Among the main points coming out of the seminar, held at Jamaica Pegasus hotel last Thursday, was that most Jamaicans are either uninsured or underinsured, and that most persons are more concerned about getting rich rather than to cease doing the things that make them poor.

The seminar, which was part of activities commemorating Scotiabank's 130th anniversary, sought to encourage Jamaicans to plan for their financial well-being and invest early to reap greater rewards.

Scotia's vice-president for sales and service for insurance, wealth management and investments, Debra Lopez-Spence, in highlighting the fact that most Jamaicans are either uninsured or underinsured, described this as a very precarious position for any individual.

“People insure their cars, house, contents but are reluctant to insure their lives,” Lopez-Spence declared.

She underscored the importance of insurance, particularly for those entering retirement age as well as those left behind by deceased loved ones.

Speaking under the theme, 'Building Blocks for Financial Planning', Lopez-Spence went through the process of emergency planning, insurance planning, and investment planning.

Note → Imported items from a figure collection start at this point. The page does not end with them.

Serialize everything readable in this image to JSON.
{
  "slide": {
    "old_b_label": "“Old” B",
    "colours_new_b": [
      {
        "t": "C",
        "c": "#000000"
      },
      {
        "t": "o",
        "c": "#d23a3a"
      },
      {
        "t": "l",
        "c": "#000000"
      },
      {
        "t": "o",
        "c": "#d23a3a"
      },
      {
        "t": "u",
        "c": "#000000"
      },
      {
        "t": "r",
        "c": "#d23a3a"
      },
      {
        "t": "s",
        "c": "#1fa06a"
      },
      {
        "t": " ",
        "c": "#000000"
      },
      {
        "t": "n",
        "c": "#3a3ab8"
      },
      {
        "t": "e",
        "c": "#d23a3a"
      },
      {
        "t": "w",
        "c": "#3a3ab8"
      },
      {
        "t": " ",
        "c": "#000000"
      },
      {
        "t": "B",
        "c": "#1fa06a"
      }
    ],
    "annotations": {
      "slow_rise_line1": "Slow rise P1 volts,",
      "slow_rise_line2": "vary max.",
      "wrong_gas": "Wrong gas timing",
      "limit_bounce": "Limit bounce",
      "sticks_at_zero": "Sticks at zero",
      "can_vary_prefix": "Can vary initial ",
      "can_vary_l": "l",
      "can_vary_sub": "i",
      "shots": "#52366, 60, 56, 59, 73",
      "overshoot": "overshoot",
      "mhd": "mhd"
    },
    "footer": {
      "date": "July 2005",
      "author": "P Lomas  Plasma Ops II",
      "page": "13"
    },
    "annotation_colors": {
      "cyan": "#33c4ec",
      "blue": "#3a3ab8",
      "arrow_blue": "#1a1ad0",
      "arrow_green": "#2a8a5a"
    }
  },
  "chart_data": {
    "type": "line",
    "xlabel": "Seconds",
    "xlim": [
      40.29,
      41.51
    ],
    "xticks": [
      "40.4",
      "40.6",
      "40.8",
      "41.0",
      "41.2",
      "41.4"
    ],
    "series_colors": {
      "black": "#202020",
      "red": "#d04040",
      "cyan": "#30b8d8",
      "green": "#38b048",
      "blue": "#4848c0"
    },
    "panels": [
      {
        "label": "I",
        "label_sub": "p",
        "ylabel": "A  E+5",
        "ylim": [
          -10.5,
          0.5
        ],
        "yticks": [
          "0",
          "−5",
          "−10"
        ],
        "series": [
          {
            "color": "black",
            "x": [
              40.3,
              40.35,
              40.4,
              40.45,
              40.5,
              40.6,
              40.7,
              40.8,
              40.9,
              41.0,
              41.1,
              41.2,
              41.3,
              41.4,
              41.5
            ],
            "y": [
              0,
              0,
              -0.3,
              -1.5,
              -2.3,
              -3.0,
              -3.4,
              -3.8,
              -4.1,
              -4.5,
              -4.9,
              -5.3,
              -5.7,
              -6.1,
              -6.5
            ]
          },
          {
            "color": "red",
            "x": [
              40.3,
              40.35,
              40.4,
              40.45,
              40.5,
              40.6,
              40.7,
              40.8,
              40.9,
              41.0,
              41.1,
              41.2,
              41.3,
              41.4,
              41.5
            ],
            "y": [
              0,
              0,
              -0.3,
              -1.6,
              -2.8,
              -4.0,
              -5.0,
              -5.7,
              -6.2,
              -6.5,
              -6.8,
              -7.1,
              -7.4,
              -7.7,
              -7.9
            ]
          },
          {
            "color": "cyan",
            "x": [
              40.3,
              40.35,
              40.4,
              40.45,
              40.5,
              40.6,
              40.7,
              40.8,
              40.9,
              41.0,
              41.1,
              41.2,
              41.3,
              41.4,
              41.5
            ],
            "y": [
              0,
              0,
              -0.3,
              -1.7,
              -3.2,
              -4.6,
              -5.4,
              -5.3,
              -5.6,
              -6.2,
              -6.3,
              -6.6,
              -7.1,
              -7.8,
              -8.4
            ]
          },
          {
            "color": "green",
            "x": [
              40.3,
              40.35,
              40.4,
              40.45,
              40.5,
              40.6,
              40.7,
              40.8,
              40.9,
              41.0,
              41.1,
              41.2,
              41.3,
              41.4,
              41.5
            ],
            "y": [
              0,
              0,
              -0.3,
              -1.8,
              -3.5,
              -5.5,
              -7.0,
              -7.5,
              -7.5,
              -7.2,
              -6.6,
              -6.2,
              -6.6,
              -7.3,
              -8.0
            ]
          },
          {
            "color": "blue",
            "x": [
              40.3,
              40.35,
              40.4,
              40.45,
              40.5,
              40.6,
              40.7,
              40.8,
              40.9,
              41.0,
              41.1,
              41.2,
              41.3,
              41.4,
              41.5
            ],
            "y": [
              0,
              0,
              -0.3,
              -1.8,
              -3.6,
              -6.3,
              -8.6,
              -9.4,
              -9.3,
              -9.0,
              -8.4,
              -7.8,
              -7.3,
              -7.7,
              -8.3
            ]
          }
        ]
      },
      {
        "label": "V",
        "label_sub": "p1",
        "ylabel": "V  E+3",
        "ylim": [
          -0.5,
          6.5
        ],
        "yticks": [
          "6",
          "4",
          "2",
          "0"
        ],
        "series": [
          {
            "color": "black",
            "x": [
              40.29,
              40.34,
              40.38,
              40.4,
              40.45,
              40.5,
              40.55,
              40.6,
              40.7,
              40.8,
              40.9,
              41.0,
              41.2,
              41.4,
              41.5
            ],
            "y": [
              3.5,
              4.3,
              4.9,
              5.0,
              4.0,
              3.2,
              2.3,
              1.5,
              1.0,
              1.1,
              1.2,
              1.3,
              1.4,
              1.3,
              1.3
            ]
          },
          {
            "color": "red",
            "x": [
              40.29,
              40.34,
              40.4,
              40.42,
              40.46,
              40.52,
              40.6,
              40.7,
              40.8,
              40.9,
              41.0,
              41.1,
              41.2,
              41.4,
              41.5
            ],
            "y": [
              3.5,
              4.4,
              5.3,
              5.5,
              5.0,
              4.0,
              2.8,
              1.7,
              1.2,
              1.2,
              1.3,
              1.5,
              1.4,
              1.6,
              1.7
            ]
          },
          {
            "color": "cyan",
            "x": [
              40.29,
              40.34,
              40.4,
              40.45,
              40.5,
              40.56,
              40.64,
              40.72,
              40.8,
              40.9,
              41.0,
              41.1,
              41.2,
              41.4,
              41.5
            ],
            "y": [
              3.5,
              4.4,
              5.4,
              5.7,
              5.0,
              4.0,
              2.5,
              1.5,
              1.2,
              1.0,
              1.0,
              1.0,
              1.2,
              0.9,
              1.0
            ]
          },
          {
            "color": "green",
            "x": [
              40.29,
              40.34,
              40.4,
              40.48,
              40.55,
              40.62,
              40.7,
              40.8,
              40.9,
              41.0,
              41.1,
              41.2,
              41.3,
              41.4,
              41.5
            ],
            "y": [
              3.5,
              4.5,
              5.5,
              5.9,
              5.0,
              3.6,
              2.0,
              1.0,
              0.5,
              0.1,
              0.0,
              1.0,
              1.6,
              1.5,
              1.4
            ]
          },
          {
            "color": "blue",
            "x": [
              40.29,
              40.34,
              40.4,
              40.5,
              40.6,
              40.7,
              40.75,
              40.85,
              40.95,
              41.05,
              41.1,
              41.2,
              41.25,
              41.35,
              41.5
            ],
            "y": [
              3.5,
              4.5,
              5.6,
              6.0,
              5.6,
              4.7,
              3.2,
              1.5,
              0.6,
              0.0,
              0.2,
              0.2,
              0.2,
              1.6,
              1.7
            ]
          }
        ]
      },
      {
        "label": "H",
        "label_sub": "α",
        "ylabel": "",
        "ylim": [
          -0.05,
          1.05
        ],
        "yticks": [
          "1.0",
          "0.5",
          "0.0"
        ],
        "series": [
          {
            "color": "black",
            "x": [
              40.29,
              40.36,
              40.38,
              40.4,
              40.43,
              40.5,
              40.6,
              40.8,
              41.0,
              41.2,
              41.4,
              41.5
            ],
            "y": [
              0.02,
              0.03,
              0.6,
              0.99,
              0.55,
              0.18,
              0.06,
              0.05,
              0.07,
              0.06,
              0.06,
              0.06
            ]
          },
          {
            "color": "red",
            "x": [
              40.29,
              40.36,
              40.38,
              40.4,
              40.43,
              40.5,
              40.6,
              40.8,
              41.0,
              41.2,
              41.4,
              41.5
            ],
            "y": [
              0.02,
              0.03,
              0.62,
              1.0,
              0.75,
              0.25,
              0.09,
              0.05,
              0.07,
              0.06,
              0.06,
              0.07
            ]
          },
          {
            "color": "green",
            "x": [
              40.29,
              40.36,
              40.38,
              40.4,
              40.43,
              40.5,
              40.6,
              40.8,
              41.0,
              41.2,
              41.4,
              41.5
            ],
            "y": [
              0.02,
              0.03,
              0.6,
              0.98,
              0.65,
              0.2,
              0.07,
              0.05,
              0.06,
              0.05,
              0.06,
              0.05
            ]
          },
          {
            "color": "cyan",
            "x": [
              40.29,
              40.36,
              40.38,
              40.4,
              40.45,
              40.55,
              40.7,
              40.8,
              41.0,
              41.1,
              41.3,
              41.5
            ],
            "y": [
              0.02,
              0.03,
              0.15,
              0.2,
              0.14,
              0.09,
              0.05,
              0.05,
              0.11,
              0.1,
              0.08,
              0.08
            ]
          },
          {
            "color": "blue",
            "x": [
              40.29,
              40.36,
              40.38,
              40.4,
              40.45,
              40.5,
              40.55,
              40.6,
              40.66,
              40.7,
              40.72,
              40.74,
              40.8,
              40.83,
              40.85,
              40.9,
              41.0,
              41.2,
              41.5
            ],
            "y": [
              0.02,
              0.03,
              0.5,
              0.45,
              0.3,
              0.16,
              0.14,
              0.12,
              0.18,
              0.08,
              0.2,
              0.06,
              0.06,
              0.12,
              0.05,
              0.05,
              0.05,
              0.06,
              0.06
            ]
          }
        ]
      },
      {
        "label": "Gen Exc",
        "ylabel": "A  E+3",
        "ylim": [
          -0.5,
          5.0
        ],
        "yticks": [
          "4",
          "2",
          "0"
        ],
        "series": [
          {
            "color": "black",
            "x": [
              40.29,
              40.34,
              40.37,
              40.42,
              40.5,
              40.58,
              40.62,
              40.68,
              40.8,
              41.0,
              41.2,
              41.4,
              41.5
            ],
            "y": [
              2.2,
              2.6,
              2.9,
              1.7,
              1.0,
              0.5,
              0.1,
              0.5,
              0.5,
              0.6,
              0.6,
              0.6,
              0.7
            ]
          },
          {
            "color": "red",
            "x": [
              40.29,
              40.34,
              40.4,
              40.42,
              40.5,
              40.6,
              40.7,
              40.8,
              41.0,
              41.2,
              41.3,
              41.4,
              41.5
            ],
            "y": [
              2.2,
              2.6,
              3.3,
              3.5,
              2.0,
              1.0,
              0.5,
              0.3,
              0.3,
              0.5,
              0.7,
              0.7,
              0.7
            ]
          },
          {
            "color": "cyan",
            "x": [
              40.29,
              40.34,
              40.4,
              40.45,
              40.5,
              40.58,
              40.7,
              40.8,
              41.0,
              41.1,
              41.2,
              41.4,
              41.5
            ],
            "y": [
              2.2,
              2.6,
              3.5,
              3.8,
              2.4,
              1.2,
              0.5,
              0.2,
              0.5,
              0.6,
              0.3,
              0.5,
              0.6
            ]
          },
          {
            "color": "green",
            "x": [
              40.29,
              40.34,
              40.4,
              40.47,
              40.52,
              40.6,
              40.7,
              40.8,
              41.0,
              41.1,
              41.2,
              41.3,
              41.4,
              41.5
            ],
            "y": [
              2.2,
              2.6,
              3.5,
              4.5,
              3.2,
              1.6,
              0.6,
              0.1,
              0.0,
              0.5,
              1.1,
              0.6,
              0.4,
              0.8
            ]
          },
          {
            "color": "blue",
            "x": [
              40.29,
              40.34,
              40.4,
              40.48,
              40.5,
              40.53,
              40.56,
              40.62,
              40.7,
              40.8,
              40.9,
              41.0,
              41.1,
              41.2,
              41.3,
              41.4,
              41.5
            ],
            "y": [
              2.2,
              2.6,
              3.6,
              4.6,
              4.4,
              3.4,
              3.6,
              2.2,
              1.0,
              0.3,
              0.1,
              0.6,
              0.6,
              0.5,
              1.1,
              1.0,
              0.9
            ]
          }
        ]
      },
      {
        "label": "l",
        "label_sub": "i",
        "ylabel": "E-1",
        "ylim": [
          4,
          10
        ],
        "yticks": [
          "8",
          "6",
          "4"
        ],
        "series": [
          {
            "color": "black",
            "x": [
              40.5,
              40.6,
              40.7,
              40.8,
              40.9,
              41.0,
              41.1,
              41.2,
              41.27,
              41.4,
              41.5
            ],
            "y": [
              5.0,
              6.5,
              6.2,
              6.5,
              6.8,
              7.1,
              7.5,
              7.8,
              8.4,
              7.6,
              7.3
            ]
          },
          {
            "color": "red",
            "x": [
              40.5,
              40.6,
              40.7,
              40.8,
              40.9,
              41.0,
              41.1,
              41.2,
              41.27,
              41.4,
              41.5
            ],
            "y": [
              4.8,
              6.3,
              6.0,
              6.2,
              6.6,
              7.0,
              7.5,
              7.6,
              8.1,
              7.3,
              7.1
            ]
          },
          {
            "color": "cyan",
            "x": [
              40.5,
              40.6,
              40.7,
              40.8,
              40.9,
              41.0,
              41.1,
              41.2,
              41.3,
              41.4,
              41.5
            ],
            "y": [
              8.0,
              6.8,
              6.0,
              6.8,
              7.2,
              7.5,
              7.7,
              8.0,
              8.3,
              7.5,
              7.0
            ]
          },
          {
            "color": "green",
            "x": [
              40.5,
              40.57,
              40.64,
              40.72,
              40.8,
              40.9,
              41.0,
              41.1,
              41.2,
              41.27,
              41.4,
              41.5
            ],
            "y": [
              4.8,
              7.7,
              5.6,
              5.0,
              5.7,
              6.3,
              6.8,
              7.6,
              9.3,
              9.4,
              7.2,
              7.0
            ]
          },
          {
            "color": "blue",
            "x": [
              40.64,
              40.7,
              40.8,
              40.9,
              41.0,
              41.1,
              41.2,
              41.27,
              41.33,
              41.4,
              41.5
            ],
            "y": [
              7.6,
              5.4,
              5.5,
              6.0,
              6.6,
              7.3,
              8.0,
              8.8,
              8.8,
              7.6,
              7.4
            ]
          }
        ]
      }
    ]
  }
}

She identified the keys to investing as, “investing early, invest regularly, stay invested, and diversify by investing in more than one asset classes to smooth out financial bumps”. International action coach, Marcia Won Choy, who also spoke at the seminar on the topic 'Developing a Winning Mindset', emphasised changing one's lifestyle to guarantee success in life.

“It's not about getting rich but stop doing the things that make your poor,” Woon Choy offered, pointing out that “a goal is a dream with a deadline so believe it is possible…and don't allow fear to overcome your financial independence.” She posited that once fear is present “there will be chaos and paralysis, but when you have faith, there is clarity, achievement and power”.

Turning to investment, the international action coach underlined that this takes time, therefore it is imperative to start now and be disciplined in investing, savings, budgeting, and spending.

She encouraged Jamaicans to start executing their financial wellness plan now with the right partners, tools, and resources to assist them in attaining financial independence, such as a net worth calculator.

Scotia bank vice-president for retail banking, Audrey Tugwell-Henry encouraged individuals in attendance to be consistent in their savings and prioritise their finances, carefully manage their debts, and earn while they spend.

In devising a financial wellness plan, she advised that individuals consult a financial advisor as well as secure their assets and financial records.

Also, present at the seminar was president and chief Executive Officer at Scotia, David Noel.